Diversa la storia di Fazel Mohammad, che vive nello stesso villaggio. Quattro suoi familiari sono stati uccisi a causa di una disputa per il possesso di un terreno. «Dopo aver sprecato mesi a chiedere giustizia allo Stato, ricevendo solo richieste di mazzette, ho deciso di rivolgermi ai talebani”. 
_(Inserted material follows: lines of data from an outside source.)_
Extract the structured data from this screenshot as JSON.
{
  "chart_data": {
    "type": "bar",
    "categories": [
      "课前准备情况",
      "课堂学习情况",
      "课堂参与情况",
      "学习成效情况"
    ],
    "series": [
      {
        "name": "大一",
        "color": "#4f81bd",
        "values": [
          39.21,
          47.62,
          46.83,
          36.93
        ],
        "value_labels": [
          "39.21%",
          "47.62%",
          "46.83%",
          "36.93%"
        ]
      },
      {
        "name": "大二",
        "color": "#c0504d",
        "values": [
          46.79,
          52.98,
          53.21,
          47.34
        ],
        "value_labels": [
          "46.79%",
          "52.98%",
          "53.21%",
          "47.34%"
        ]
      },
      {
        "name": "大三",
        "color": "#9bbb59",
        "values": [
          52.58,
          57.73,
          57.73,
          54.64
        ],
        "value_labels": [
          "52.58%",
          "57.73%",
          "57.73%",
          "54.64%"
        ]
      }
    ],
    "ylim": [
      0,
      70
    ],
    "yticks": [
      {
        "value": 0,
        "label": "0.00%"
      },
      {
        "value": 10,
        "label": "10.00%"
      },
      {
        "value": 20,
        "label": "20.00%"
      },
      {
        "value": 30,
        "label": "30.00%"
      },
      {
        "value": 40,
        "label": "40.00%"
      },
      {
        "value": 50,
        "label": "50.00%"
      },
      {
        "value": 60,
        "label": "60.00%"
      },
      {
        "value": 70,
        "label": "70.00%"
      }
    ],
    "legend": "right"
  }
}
Questi «mi hanno ascoltato e hanno istituito dopo due giorni un processo, durante il quale gli assalitori sono stati costretti dai talebani a restituirci la nostra terra. Tutto si è risolto in una settimana». Non solo, i talebani hanno fatto di più: «Mi hanno anche consegnato un documento che stabilisce che la terra è mia – continua Fazel – e mi hanno assicurato che chiunque cercherà di rubarmela dovrà avere a che fare con la loro collera”.

Era tutto chiaro. La corruzione è stata usata dall’Occidente per costruire un governo amico a Kabul. Una strategia sciagurata, fallimentare. Altro che sorpresa.